Sally Mann is probably best known – to those without an interest in contemporary photography – as that woman who took pictures of her kids naked or, perhaps, the one who photographed decomposing bodies at a federal forensic anthropology facility.
She is that Sally Mann, as well as the one who documented her husband’s muscular dystrophy in a series of deeply moving images; who published pictures of the Deep South, “haunted landscapes, battlefields, decaying mansions…and the site where Emmett Till was murdered” (according to Newsweek); who wrote a remarkable, award-winning memoir, listed as one of the twenty best in the New York Times, called Hold Still.
It’s worth reading for its beautiful prose and often candid photographs, including ones that Mann thought hadn’t actually worked. One of the book’s many charms is this Gagosian-represented artist’s admission that some of her work, y’know, wasn’t up to scratch. That happens to me. It happens to you as well, I imagine? Well, it also happens to those whose work is on sale in one of the world’s leading galleries.

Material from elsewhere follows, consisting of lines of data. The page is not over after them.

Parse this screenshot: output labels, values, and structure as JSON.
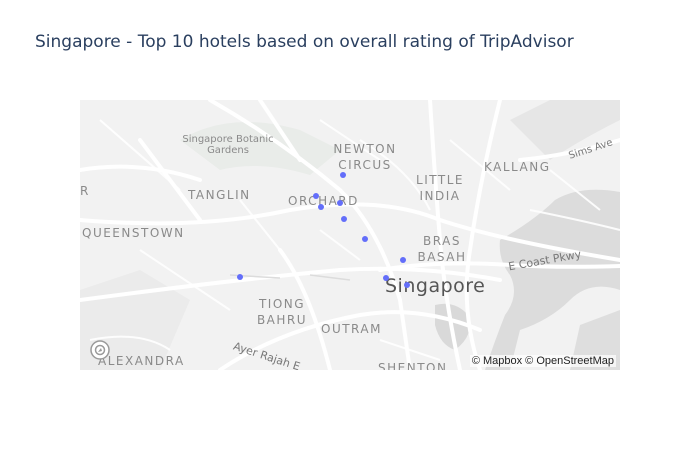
{
  "title": "Singapore - Top 10 hotels based on overall rating of TripAdvisor",
  "map": {
    "labels": {
      "botanic": "Singapore Botanic Gardens",
      "newton": "NEWTON CIRCUS",
      "tanglin": "TANGLIN",
      "orchard": "ORCHARD",
      "little_india": "LITTLE INDIA",
      "kallang": "KALLANG",
      "sims": "Sims Ave",
      "queenstown": "QUEENSTOWN",
      "bras_basah": "BRAS BASAH",
      "ecp": "E Coast Pkwy",
      "singapore": "Singapore",
      "tiong_bahru": "TIONG BAHRU",
      "outram": "OUTRAM",
      "alexandra": "ALEXANDRA",
      "ayer_rajah": "Ayer Rajah E",
      "shenton": "SHENTON",
      "edge_r": "R"
    },
    "attribution": "© Mapbox © OpenStreetMap",
    "marker_color": "#636efa",
    "basemap_style": "light"
  },
  "chart_data": {
    "type": "scatter_mapbox",
    "title": "Singapore - Top 10 hotels based on overall rating of TripAdvisor",
    "points": [
      {
        "lat": 1.3172,
        "lon": 103.8376
      },
      {
        "lat": 1.31,
        "lon": 103.8282
      },
      {
        "lat": 1.3062,
        "lon": 103.8299
      },
      {
        "lat": 1.3076,
        "lon": 103.8367
      },
      {
        "lat": 1.3019,
        "lon": 103.838
      },
      {
        "lat": 1.2951,
        "lon": 103.8451
      },
      {
        "lat": 1.2822,
        "lon": 103.8022
      },
      {
        "lat": 1.2879,
        "lon": 103.8582
      },
      {
        "lat": 1.2817,
        "lon": 103.8522
      },
      {
        "lat": 1.2793,
        "lon": 103.8597
      }
    ],
    "center": {
      "lat": 1.2965,
      "lon": 103.84
    },
    "zoom": 12
  }
}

This shouldn’t come as a surprise. It’s unlikely that even the most accomplished photographer will produce spun gold every time she points her camera. Yet how satisfying to read that:
Writing came first. I was frequently the poet on duty when the Muse of Verse, likely distracted by other errands, released some of her weaker lines, but that didn’t stop my passion for it.

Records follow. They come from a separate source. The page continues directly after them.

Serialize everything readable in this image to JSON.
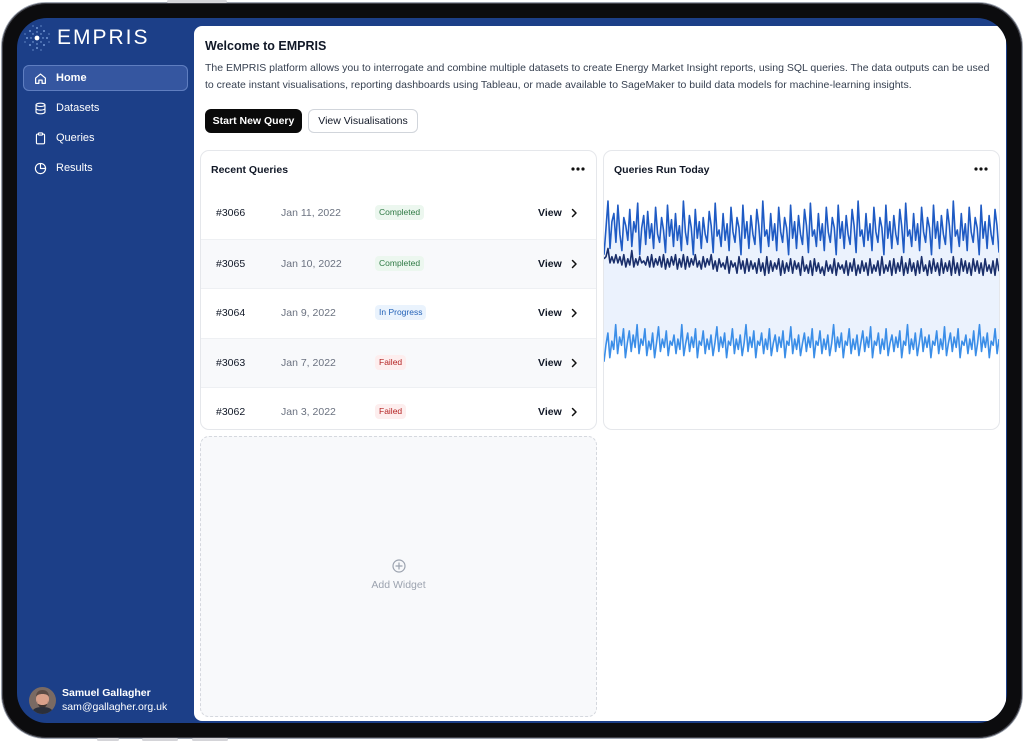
{
  "app": {
    "brand": "EMPRIS",
    "colors": {
      "sidebar": "#1c3f88",
      "accent": "#1f5bc4",
      "series_light": "#3b8ee8",
      "series_dark": "#1a2f6b"
    }
  },
  "sidebar": {
    "items": [
      {
        "label": "Home",
        "icon": "home-icon",
        "active": true
      },
      {
        "label": "Datasets",
        "icon": "database-icon",
        "active": false
      },
      {
        "label": "Queries",
        "icon": "clipboard-icon",
        "active": false
      },
      {
        "label": "Results",
        "icon": "pie-chart-icon",
        "active": false
      }
    ],
    "user": {
      "name": "Samuel Gallagher",
      "email": "sam@gallagher.org.uk"
    }
  },
  "main": {
    "title": "Welcome to EMPRIS",
    "description": "The EMPRIS platform allows you to interrogate and combine multiple datasets to create Energy Market Insight reports, using SQL queries. The data outputs can be used to create instant visualisations, reporting dashboards using Tableau, or made available to SageMaker to build data models for machine-learning insights.",
    "primary_button": "Start New Query",
    "secondary_button": "View Visualisations",
    "recent_queries": {
      "title": "Recent Queries",
      "rows": [
        {
          "id": "#3066",
          "date": "Jan 11, 2022",
          "status": "Completed",
          "status_kind": "completed",
          "action": "View"
        },
        {
          "id": "#3065",
          "date": "Jan 10, 2022",
          "status": "Completed",
          "status_kind": "completed",
          "action": "View"
        },
        {
          "id": "#3064",
          "date": "Jan 9, 2022",
          "status": "In Progress",
          "status_kind": "progress",
          "action": "View"
        },
        {
          "id": "#3063",
          "date": "Jan 7, 2022",
          "status": "Failed",
          "status_kind": "failed",
          "action": "View"
        },
        {
          "id": "#3062",
          "date": "Jan 3, 2022",
          "status": "Failed",
          "status_kind": "failed",
          "action": "View"
        }
      ]
    },
    "queries_today": {
      "title": "Queries Run Today"
    },
    "add_widget": "Add Widget"
  },
  "chart_data": {
    "type": "line",
    "title": "Queries Run Today",
    "series": [
      {
        "values": [
          70,
          71,
          75,
          68,
          71,
          68,
          72,
          68,
          71,
          67,
          72,
          66,
          70,
          67,
          74,
          66,
          70,
          67,
          71,
          68,
          69,
          67,
          71,
          66,
          72,
          66,
          70,
          67,
          71,
          66,
          72,
          65,
          70,
          66,
          71,
          67,
          72,
          65,
          70,
          66,
          72,
          65,
          71,
          66,
          70,
          67,
          72,
          66,
          69,
          65,
          71,
          66,
          70,
          67,
          72,
          65,
          69,
          64,
          70,
          66,
          68,
          65,
          71,
          63,
          69,
          66,
          68,
          63,
          71,
          65,
          69,
          63,
          70,
          64,
          69,
          65,
          68,
          63,
          70,
          64,
          68,
          62,
          71,
          63,
          69,
          64,
          68,
          65,
          70,
          62,
          69,
          63,
          68,
          64,
          70,
          63,
          69,
          65,
          68,
          62,
          71,
          64,
          67,
          63,
          69,
          62,
          70,
          64,
          68,
          63,
          66,
          62,
          69,
          64,
          67,
          63,
          70,
          62,
          68,
          65,
          67,
          63,
          69,
          62,
          68,
          64,
          70,
          62,
          67,
          63,
          69,
          64,
          68,
          62,
          70,
          63,
          67,
          64,
          69,
          62,
          71,
          63,
          67,
          64,
          69,
          62,
          70,
          63,
          68,
          64,
          71,
          62,
          68,
          63,
          70,
          64,
          68,
          62,
          69,
          63,
          71,
          64,
          67,
          62,
          69,
          63,
          70,
          64,
          68,
          62,
          70,
          63,
          68,
          64,
          69,
          62,
          71,
          63,
          68,
          62,
          70,
          64,
          69,
          63,
          68,
          62,
          70,
          64,
          69,
          63,
          68,
          62,
          70,
          64,
          67,
          63,
          69,
          62,
          70,
          64
        ]
      },
      {
        "values": [
          20,
          28,
          34,
          22,
          30,
          26,
          38,
          24,
          32,
          28,
          36,
          22,
          29,
          35,
          25,
          33,
          27,
          38,
          24,
          31,
          28,
          36,
          23,
          30,
          26,
          34,
          22,
          29,
          37,
          25,
          31,
          27,
          35,
          23,
          30,
          28,
          33,
          24,
          31,
          26,
          38,
          23,
          29,
          34,
          25,
          32,
          27,
          36,
          22,
          30,
          28,
          35,
          24,
          31,
          26,
          33,
          23,
          29,
          37,
          25,
          32,
          27,
          34,
          22,
          30,
          28,
          36,
          24,
          31,
          26,
          33,
          23,
          29,
          38,
          25,
          32,
          27,
          35,
          22,
          30,
          28,
          34,
          24,
          31,
          26,
          36,
          23,
          29,
          33,
          25,
          32,
          27,
          35,
          22,
          30,
          28,
          37,
          24,
          31,
          26,
          33,
          23,
          29,
          34,
          25,
          32,
          27,
          36,
          22,
          30,
          28,
          35,
          24,
          31,
          26,
          33,
          23,
          29,
          38,
          25,
          32,
          27,
          34,
          22,
          30,
          28,
          36,
          24,
          31,
          26,
          33,
          23,
          29,
          35,
          25,
          32,
          27,
          37,
          22,
          30,
          28,
          34,
          24,
          31,
          26,
          36,
          23,
          29,
          33,
          25,
          32,
          27,
          35,
          22,
          30,
          28,
          38,
          24,
          31,
          26,
          34,
          23,
          29,
          36,
          25,
          32,
          27,
          33,
          22,
          30,
          28,
          35,
          24,
          31,
          26,
          37,
          23,
          29,
          34,
          25,
          32,
          27,
          36,
          22,
          30,
          28,
          33,
          24,
          31,
          26,
          35,
          23,
          29,
          38,
          25,
          32,
          27,
          34,
          22,
          30,
          28,
          36,
          24,
          31
        ]
      },
      {
        "values": [
          72,
          85,
          98,
          75,
          88,
          92,
          78,
          96,
          82,
          74,
          90,
          86,
          79,
          94,
          76,
          88,
          83,
          97,
          72,
          85,
          91,
          77,
          93,
          80,
          87,
          75,
          95,
          82,
          78,
          90,
          84,
          73,
          96,
          81,
          89,
          76,
          92,
          79,
          86,
          74,
          98,
          83,
          77,
          91,
          85,
          72,
          94,
          80,
          88,
          75,
          90,
          82,
          78,
          93,
          86,
          73,
          97,
          81,
          84,
          76,
          92,
          79,
          87,
          74,
          95,
          83,
          78,
          90,
          85,
          72,
          96,
          80,
          88,
          75,
          91,
          82,
          77,
          94,
          86,
          73,
          98,
          81,
          84,
          76,
          92,
          79,
          87,
          74,
          95,
          83,
          78,
          90,
          85,
          72,
          96,
          80,
          88,
          75,
          91,
          82,
          77,
          94,
          86,
          73,
          97,
          81,
          84,
          76,
          92,
          79,
          87,
          74,
          95,
          83,
          78,
          90,
          85,
          72,
          96,
          80,
          88,
          75,
          91,
          82,
          77,
          94,
          86,
          73,
          98,
          81,
          84,
          76,
          92,
          79,
          87,
          74,
          95,
          83,
          78,
          90,
          85,
          72,
          96,
          80,
          88,
          75,
          91,
          82,
          77,
          94,
          86,
          73,
          97,
          81,
          84,
          76,
          92,
          79,
          87,
          74,
          95,
          83,
          78,
          90,
          85,
          72,
          96,
          80,
          88,
          75,
          91,
          82,
          77,
          94,
          86,
          73,
          98,
          81,
          84,
          76,
          92,
          79,
          87,
          74,
          95,
          83,
          78,
          90,
          85,
          72,
          96,
          80,
          88,
          75,
          91,
          82,
          77,
          94,
          86,
          73
        ]
      }
    ]
  }
}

Maybe you’ve made something mediocre – there’s plenty of that in any artist’s cabinets – but something mediocre is better than nothing, and often the near-misses, as I call them, are the beckoning hands that bring you to perfection just around the blind corner.
It’s that passion, those beckoning hands, that keep us moving on. We probably shouldn’t seek perfection as such (and Ms Mann points out elsewhere that this is something with which she struggles on a daily basis) but it’s the moving forward that matters. It’s not just a case of the grass being greener over there, but the passion in creating something is requited more completely when you achieve something like the image – or the piece of writing – you had in your head.
I’m not sure I really needed Sally Mann to tell me that, but I’m somehow pleased that she confirmed it in this very special memoir.